Raspberry & mango yogurt parfaitNew Recipes

Need a quick, prep-ahead dessert? This raspberry and mango parfait is ideal. If you have any crumble mix leftover, you can eat it for breakfast the next day

  • Prep:15 mins
    Cook:15 mins
  • Serves 4
  • Easy

Nutrition per serving

  • kcal 658
  • fat 41g
  • saturates 12g
  • carbs 53g
  • sugars 0g
  • fibre 6g
  • protein 18g
  • salt 0.23g

Ingredients

  • 250g raspberries
  • 4 tbsp golden caster sugar
  • 1 lime , zested and juiced
  • 500g thick Greek yogurt
  • 130g can alphonso mango pulp
  • 60g porridge oats
  • 100g mixed nuts , roughly chopped
  • 50g mixed seeds
  • 1 tsp fennel seeds
  • 2 tbsp maple syrup
  • 2 tbsp vegetable oil

Method

  1. Start by making the oaty crumble. Heat the oven to 190C/170C/gas 5. In a small bowl, mix the oats, nuts, seeds and fennel seeds. Add a pinch of salt, then drizzle over the maple syrup and vegetable oil. Mix well, then spread out on a lined baking sheet. Bake for 12-15 mins until golden, leave to cool on the sheet, then break it up into chunky clusters. Will keep for two weeks in an airtight container.

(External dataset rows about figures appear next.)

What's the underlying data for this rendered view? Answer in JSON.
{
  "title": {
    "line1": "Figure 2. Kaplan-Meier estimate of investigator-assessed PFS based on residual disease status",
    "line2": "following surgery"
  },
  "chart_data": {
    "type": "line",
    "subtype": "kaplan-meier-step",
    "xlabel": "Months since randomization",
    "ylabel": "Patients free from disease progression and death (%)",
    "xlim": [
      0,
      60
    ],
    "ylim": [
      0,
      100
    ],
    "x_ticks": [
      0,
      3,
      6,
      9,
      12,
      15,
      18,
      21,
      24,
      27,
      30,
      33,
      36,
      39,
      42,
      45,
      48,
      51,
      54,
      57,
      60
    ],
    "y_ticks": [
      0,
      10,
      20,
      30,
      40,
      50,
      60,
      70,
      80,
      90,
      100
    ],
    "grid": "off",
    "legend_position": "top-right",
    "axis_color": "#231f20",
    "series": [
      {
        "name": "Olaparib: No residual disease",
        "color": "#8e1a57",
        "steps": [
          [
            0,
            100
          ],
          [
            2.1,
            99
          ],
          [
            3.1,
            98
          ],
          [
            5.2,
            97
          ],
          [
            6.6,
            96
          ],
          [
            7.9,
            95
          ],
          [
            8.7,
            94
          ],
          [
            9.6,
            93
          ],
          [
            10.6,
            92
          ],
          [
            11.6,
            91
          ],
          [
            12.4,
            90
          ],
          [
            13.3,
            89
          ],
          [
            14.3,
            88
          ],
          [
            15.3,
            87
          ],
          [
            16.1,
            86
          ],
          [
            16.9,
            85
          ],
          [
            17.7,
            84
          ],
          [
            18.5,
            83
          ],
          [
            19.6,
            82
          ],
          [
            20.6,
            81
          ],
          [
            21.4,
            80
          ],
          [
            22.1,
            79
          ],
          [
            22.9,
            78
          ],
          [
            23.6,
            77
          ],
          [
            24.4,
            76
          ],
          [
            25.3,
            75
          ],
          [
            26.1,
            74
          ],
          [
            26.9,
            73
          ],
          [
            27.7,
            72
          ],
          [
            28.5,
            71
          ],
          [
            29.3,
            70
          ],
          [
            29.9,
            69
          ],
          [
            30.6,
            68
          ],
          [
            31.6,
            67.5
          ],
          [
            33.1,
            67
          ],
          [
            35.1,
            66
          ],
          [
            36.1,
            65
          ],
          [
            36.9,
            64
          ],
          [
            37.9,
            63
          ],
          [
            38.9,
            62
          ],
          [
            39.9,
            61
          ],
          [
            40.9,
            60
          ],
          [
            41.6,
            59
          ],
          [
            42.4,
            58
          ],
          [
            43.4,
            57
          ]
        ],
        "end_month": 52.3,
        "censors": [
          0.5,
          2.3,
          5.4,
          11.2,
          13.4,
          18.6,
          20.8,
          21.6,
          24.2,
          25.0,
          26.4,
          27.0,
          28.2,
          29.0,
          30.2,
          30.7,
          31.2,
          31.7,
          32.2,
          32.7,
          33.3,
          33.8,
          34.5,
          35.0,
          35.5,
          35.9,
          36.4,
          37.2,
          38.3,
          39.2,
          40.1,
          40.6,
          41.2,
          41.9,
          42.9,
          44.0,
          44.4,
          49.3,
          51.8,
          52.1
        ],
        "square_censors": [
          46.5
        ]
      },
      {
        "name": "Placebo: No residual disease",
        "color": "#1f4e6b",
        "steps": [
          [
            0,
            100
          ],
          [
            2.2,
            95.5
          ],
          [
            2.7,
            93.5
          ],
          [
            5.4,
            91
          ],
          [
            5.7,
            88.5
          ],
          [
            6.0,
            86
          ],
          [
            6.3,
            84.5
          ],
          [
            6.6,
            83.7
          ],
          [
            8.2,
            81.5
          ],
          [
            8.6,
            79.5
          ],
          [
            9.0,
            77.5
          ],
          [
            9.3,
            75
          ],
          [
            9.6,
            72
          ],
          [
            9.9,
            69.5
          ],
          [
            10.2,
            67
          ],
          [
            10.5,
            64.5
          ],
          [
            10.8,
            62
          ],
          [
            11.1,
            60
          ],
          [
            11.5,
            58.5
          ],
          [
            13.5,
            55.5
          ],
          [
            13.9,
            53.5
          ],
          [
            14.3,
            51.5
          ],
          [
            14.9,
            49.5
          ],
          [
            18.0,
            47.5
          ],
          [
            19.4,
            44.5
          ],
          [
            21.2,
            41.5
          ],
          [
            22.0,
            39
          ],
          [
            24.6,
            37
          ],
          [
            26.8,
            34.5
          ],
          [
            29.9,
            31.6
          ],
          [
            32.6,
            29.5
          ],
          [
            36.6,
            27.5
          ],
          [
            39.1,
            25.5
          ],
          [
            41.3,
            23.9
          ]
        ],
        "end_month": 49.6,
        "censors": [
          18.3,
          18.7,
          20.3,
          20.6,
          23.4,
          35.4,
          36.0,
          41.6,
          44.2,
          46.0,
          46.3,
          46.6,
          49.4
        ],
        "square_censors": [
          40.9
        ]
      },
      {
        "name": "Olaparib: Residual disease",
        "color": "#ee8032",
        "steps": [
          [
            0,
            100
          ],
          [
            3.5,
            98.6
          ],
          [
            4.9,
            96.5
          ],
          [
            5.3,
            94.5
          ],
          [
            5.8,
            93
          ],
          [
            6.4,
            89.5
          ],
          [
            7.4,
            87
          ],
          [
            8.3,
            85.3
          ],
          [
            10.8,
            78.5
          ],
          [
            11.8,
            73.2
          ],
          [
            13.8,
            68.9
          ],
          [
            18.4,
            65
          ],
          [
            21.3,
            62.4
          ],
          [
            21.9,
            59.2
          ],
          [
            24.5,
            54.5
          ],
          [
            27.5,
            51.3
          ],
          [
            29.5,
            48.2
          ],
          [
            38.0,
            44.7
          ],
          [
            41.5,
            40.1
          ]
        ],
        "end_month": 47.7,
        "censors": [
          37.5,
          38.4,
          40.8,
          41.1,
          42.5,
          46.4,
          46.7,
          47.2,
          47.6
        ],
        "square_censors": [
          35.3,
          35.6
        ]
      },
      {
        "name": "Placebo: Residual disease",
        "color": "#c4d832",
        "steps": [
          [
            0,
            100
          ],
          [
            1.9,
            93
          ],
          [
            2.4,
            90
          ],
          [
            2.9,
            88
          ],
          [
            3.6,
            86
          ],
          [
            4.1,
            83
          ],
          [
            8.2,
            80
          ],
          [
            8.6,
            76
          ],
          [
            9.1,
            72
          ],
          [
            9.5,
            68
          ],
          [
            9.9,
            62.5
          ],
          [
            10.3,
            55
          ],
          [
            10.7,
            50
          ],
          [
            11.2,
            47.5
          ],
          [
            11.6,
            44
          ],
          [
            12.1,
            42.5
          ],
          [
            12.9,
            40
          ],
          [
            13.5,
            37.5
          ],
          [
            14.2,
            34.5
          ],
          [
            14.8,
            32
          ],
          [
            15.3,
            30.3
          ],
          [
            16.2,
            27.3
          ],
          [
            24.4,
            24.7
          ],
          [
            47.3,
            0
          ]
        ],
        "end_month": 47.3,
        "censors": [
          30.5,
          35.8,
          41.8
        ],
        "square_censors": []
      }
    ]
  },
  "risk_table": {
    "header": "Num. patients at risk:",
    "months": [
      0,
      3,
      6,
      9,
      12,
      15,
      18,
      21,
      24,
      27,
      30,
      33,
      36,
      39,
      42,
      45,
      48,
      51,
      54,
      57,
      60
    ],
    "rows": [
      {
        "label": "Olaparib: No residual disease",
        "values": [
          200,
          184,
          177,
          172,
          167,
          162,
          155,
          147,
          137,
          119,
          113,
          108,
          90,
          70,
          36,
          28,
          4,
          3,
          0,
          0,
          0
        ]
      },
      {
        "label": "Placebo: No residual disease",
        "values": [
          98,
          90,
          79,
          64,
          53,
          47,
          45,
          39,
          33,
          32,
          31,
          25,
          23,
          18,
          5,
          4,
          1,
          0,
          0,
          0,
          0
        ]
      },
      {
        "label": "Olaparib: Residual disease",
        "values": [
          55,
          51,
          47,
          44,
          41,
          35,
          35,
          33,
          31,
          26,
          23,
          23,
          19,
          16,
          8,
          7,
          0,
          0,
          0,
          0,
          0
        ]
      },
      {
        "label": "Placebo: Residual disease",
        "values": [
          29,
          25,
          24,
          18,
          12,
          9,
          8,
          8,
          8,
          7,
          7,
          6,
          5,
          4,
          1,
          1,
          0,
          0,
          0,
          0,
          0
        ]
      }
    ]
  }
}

  2. Put the raspberries in a medium bowl and sprinkle over 2 tbsp of the caster sugar, half the lime juice and all the zest. Gently mash a few with a fork and leave to macerate while you prepare the rest of the dessert.

  3. Put the yogurt in a large bowl with the remaining 2 tbsp caster sugar, remaining lime juice and half the mango pulp. Whisk to combine.

  4. Spoon the mango yogurt, raspberries, oaty crumble and mango pulp into dessert bowls, jam jars or glasses to create layers (they don’t have to be too precise). Finish with a layer of raspberries and a sprinkling of oats. Will keep chilled for up to a day.